Revived 30 years on from its original (Scarborough) production, Season's Greetings is set in a comfortable family house in the country that, in the pressure cooker environment that only Christmas can produce, is transformed into a prison. With the male occupants investing their emotional energies into their businesses, their hobbies, even their comic books, the women are starved of the oxygen of love that keeps relationships breathing, rather than spluttering. Because these men and women are English, middle-class and we're in pre-Oprah, pre-Diana 1980, everyone is too tongue-tied to talk honestly about their grim internal lives and instead, put on a brave face, you know, get by, you know, things aren't so bad - much to be grateful for etc etc etc. The two exceptions to this hopeless complicity in impoverished love and sex are the semi-outsiders - the child-like pensioner Uncle Harvey and the youthful, not-quite-boyfriend-yet writer, Clive. The old man doesn't accept the unwritten rules of how the household does Christmas and the young man doesn't know (and wouldn't care if he did). Through their actions, the relationships' fault lines are exposed and the blame game starts. They pay a stiff price for their indiscipline too

There's plenty of laughs, and a few grimaces, with the audience recognising their own shortfalls in moral courage as the characters fail repeatedly to address their complacency. Catherine Tate vamps it up as housewife / femme fatale Beverley enjoying some fine physical comedy with Oliver Chris' smooth and self-serving Clive. Mark Gatiss is spectacularly hopeless as Bernard pouring all his frustrations into his annual puppet show in lieu of bringing any actual children. Even as big a set as this one is often dominated by the simmering malevolence of David Troughton's Harvey, comic and chilling - a scary clown without the make-up.

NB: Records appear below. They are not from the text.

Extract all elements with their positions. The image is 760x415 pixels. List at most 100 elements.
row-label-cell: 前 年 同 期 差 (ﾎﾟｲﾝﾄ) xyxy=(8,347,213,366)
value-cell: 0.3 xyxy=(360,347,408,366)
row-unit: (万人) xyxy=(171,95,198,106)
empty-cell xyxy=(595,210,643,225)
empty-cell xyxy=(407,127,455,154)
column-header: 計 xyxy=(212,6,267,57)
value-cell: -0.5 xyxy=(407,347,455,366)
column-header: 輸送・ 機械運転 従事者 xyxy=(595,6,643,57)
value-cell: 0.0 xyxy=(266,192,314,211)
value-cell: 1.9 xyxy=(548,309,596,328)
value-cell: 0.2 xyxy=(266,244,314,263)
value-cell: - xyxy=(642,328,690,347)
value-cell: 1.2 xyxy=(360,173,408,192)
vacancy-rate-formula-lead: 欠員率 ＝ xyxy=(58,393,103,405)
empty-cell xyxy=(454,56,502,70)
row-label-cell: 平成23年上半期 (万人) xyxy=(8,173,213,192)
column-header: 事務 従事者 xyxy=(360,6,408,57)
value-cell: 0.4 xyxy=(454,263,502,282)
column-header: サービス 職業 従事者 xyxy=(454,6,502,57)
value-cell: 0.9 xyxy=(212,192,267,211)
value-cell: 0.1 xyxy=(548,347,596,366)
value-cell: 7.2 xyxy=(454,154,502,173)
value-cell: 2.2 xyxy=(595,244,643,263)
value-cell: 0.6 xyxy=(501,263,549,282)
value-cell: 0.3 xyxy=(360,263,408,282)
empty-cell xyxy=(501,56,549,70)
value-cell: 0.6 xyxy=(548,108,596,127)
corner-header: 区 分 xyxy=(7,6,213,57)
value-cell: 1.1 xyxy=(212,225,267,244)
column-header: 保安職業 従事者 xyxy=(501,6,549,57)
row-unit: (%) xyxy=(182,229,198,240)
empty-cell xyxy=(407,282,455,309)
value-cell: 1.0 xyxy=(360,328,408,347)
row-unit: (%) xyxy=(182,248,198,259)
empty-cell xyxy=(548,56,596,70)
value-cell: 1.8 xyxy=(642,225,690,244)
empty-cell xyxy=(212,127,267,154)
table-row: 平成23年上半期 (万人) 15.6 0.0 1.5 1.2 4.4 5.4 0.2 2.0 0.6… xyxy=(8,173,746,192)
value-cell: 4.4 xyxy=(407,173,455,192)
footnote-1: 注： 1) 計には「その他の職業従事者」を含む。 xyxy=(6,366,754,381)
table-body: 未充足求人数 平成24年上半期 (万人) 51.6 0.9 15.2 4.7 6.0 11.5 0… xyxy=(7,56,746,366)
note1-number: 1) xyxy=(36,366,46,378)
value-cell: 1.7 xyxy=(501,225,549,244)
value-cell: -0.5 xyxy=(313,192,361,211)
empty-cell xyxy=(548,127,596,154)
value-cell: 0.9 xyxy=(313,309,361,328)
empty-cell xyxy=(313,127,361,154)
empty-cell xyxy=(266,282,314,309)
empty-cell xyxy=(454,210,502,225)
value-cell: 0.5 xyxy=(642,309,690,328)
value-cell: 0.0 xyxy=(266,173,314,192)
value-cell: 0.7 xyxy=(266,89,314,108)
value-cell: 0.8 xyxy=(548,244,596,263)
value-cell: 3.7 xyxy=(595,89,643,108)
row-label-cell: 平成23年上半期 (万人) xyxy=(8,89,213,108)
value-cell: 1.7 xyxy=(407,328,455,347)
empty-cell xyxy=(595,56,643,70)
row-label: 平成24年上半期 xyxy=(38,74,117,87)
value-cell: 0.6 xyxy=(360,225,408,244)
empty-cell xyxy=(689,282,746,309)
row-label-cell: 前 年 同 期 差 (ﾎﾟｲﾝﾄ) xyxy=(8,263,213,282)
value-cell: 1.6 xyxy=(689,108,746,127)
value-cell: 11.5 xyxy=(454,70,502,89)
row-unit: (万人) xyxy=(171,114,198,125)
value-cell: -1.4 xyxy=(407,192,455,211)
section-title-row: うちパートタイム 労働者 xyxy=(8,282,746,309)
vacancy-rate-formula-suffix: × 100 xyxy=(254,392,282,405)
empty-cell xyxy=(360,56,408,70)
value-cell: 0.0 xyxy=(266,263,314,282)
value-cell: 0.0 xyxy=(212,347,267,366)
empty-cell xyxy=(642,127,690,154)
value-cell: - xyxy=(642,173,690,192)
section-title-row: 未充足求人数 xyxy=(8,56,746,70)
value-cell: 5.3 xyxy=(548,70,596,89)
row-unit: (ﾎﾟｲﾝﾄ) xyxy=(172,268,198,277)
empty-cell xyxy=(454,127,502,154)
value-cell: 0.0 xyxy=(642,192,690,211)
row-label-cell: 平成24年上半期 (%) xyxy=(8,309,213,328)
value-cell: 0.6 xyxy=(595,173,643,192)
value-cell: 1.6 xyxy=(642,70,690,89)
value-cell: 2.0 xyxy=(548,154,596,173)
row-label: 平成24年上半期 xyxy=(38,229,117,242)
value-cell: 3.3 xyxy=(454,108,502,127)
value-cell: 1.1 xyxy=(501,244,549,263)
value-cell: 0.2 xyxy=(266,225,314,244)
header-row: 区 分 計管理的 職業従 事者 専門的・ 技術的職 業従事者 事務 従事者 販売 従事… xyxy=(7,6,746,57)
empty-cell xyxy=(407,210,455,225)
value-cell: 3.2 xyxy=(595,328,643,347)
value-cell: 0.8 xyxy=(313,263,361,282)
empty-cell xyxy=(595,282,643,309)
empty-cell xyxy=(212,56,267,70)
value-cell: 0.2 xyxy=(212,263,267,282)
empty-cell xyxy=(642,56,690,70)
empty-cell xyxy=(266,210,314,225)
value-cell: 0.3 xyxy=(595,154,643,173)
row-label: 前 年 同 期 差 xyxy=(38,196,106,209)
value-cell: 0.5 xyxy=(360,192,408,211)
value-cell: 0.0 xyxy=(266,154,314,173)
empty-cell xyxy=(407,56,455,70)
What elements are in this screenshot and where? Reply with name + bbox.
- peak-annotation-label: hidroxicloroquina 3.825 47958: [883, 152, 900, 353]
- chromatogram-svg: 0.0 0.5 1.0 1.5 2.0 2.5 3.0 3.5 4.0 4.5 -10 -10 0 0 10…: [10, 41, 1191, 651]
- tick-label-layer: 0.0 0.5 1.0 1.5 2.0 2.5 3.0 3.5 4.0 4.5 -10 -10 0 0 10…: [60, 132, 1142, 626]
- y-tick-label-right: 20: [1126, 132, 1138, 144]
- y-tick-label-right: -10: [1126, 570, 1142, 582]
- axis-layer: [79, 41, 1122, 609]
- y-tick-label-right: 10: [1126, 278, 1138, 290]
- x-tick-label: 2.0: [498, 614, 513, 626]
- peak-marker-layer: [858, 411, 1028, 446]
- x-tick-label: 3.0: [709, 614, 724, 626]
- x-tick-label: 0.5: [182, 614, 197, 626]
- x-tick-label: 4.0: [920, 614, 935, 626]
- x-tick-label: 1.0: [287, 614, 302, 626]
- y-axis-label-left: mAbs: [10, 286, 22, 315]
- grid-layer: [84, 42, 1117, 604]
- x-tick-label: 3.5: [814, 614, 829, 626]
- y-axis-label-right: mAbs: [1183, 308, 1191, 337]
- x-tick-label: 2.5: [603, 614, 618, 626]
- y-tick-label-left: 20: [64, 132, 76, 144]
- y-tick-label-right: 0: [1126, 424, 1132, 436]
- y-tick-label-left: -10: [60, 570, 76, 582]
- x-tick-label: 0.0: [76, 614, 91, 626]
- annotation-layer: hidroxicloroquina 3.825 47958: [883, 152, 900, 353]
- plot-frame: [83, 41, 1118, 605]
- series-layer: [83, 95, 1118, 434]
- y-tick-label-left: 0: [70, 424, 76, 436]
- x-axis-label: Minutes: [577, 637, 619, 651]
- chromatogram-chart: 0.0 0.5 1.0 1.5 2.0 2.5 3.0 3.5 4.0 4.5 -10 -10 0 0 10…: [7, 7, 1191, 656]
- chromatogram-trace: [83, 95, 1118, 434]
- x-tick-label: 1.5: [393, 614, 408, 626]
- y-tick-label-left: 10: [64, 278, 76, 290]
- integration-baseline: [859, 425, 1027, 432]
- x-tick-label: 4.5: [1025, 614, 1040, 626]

Season's Greetings is of its time, with echoes of the great situation comedies of the 70s. As is the case for Fawlty Towers, Rising Damp and Steptoe and Son, whether one views the work as tragedy or comedy is more a matter of taste than anything intrinsic to the script. However, the writerly craft displayed within rigorously structured convention that characterised those sitcoms and this play and is a key to their success, feels confining from today's perspective. In the thirty years since Ayckbourn plotted the action, comedy has become much looser, whether in the animated world of The Simpsons or the voyeurs' world of The Office. The sharp observations of middle class, middle aged mores cut as deeply in 2011 as they did in 1980, but younger audiences may just feel an intrusive hand at work, as Ayckbourn choreographs his characters' progression from room to room, as the walls close in on the bittersweet pleasure that is a family Christmas

 

Season's Greetings continues at The National Theatre until March 13.